LUIS- Doesn't not understand Intent sometime

We are developing Library BOT using Microsoft BOT.
Here We have created one Intent BookSearch, and Entity BookName, BookAuthor.
We trained LUIS with Simple question,but he works only matching questions.
Ex. I trained LUIS like "I need book", so its works properly
But with Same question we write "I need a book", its doesn't understand to match with book intent.
Can anyone help us here? Like that so many scenario where we found LUIS only works with exact matching questions.
One More Problem, We have Book name, with Three Work, unable to tag three words as a bookname entity.
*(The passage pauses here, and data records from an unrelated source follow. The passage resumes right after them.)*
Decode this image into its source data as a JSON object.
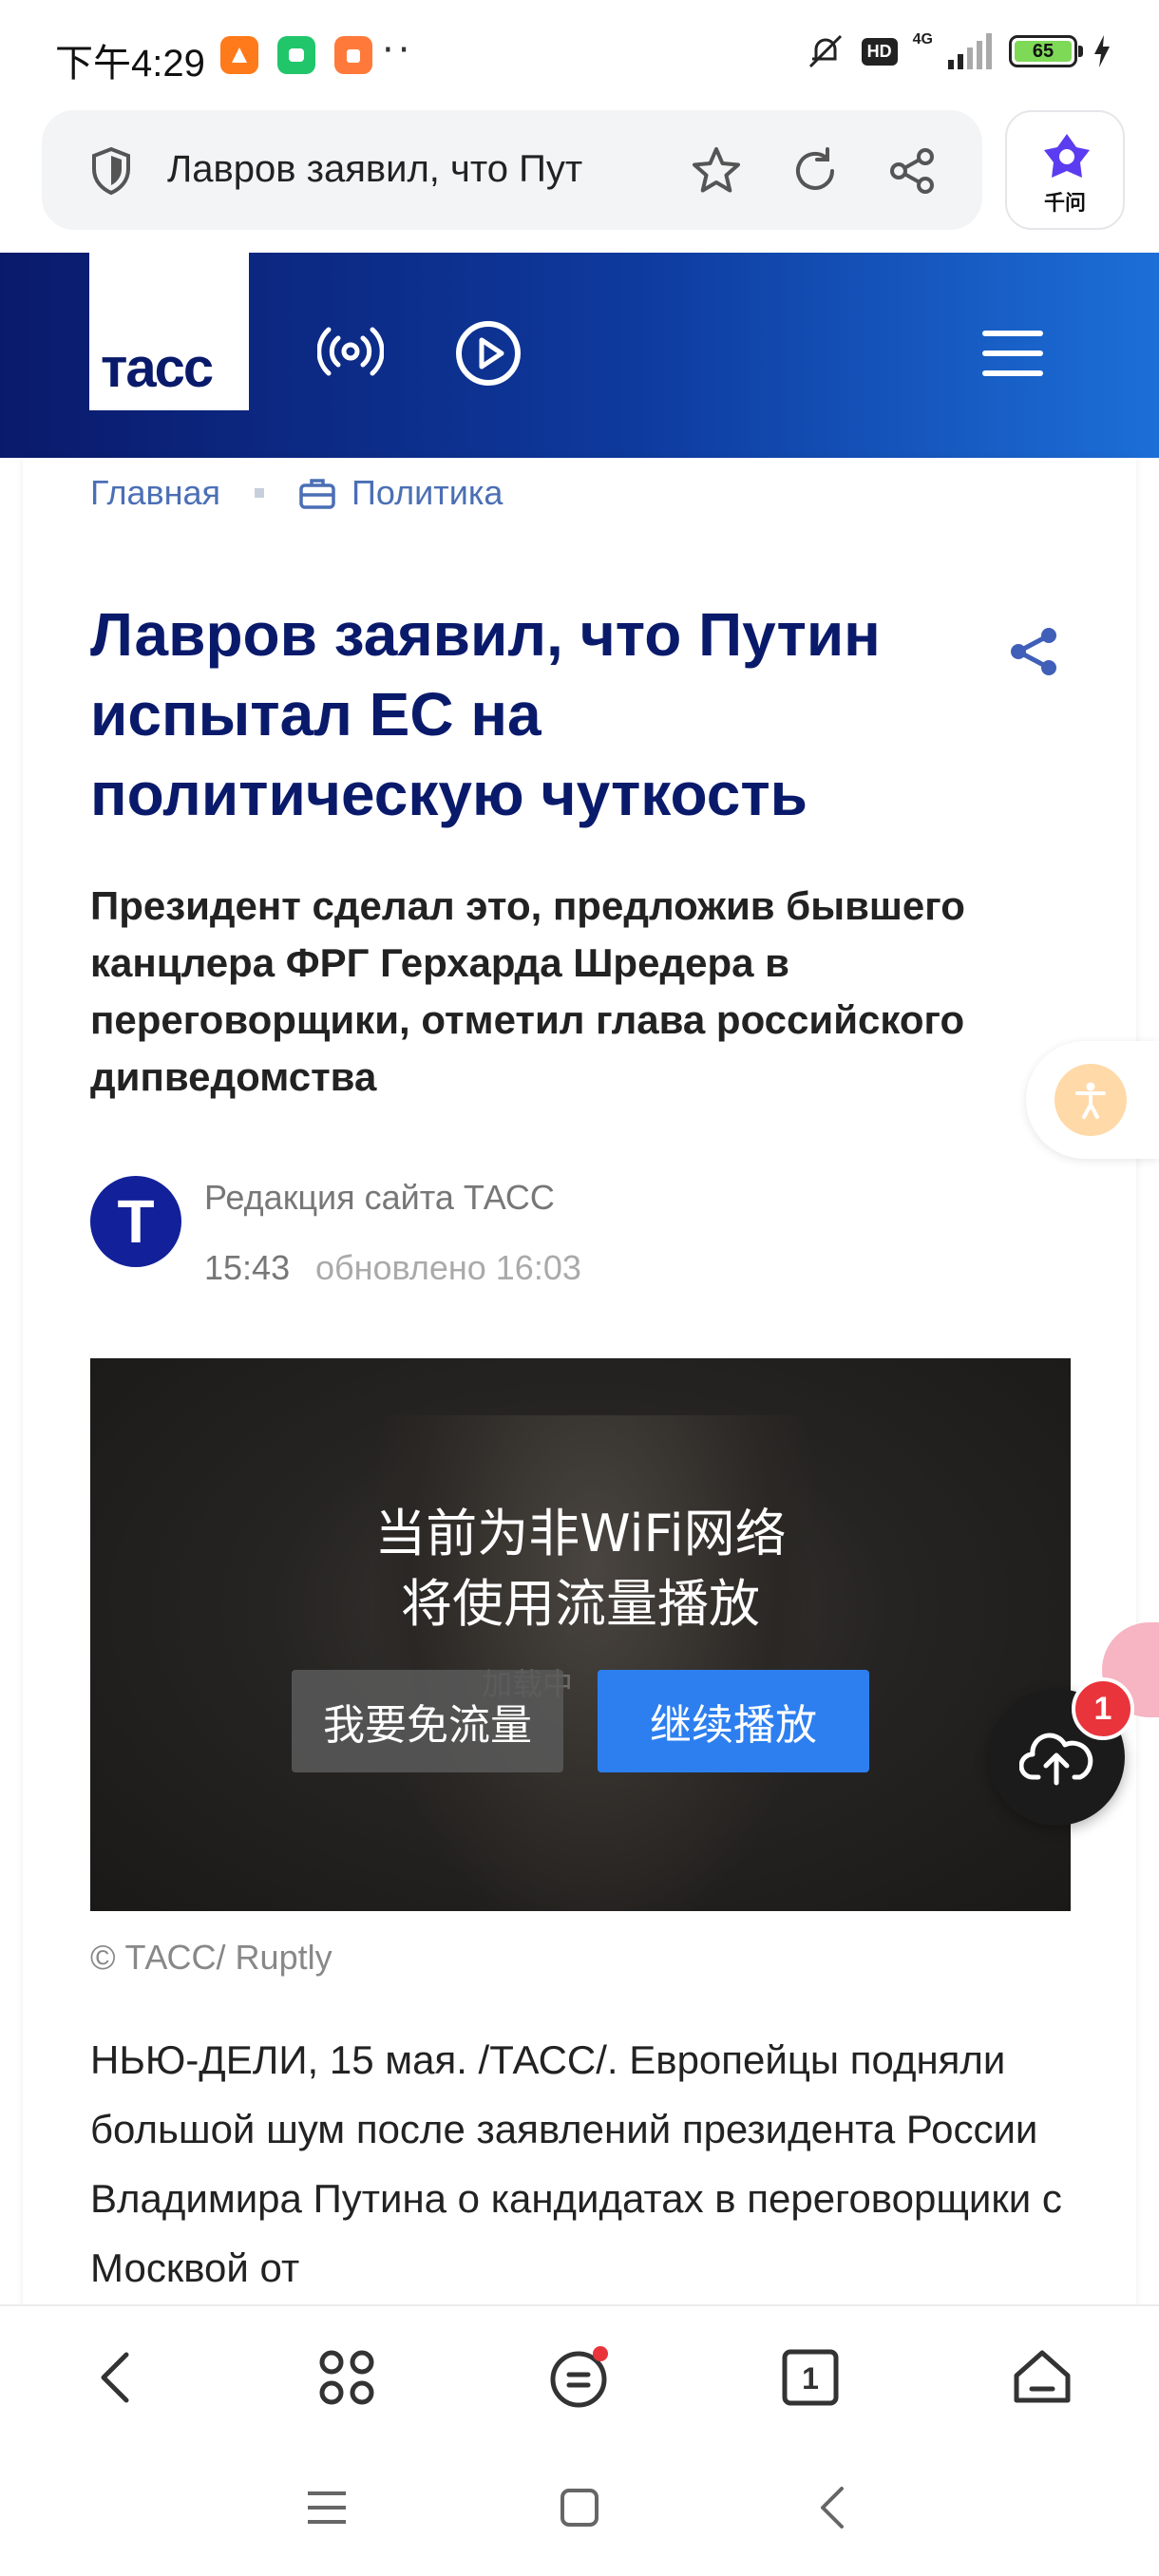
{
  "status_bar": {
    "time": "下午4:29",
    "network": "4G",
    "hd": "HD",
    "battery": "65",
    "more": "··"
  },
  "address_bar": {
    "url_text": "Лавров заявил, что Пут",
    "assistant_label": "千问"
  },
  "site": {
    "logo": "тасс"
  },
  "breadcrumb": {
    "home": "Главная",
    "section": "Политика"
  },
  "article": {
    "headline": "Лавров заявил, что Путин испытал ЕС на политическую чуткость",
    "subtitle": "Президент сделал это, предложив бывшего канцлера ФРГ Герхарда Шредера в переговорщики, отметил глава российского дипведомства",
    "author": "Редакция сайта ТАСС",
    "author_initial": "Т",
    "time": "15:43",
    "updated": "обновлено 16:03",
    "caption": "© ТАСС/ Ruptly",
    "body": "НЬЮ-ДЕЛИ, 15 мая. /ТАСС/. Европейцы подняли большой шум после заявлений президента России Владимира Путина о кандидатах в переговорщики с Москвой от"
  },
  "video": {
    "notice_line1": "当前为非WiFi网络",
    "notice_line2": "将使用流量播放",
    "loading": "加载中",
    "free_button": "我要免流量",
    "continue_button": "继续播放"
  },
  "upload_badge": "1",
  "colors": {
    "tass_navy": "#0a1a6b",
    "tass_blue": "#1c6fd8",
    "link_blue": "#4b6fb5",
    "continue_blue": "#2d7ff0",
    "badge_red": "#e9343c"
  },
  "icons": {
    "toolbar": [
      "back-icon",
      "apps-icon",
      "menu-icon",
      "tabs-icon",
      "home-icon"
    ],
    "nav": [
      "recents-icon",
      "home-square-icon",
      "back-triangle-icon"
    ]
  },
  "toolbar": {
    "tabs_count": "1"
  }
}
It sounds like your model just needs more training with a variety of sentence structures.
LUIS will match the exact intent when it's been trained but needs more examples to get better with novel utterances. So "I need book" vs "I need a book" should be pretty easy for it to learn with more properly labeled utterances.
As for the title with three words, highlighting them all by clicking and dragging across all three is possible.
You have to write more possible questions which user can ask regarding book?
Let me give an example to explain this...
I need book
I need a book
What latest book you have?
Can you recommend a book to me
I am looking for book
I am looking for a book
In above examples - Intent should be - FindBook
I am looking for C# book?
In above example - Intent should be - FindBook, here user has mentioned the Subject (C#) as well. Subject will be entity.
I am looking for C# book written by Joseph Albahari, Ben Albahari
In above example - Intent Should be one - FindBook, here user has mentioned the Subject and Writer.
Subject and Writer will be entity.
You have to train your model and feed more possible questions, then only LUIS will work perfectly.
You can highlight full sentence as well.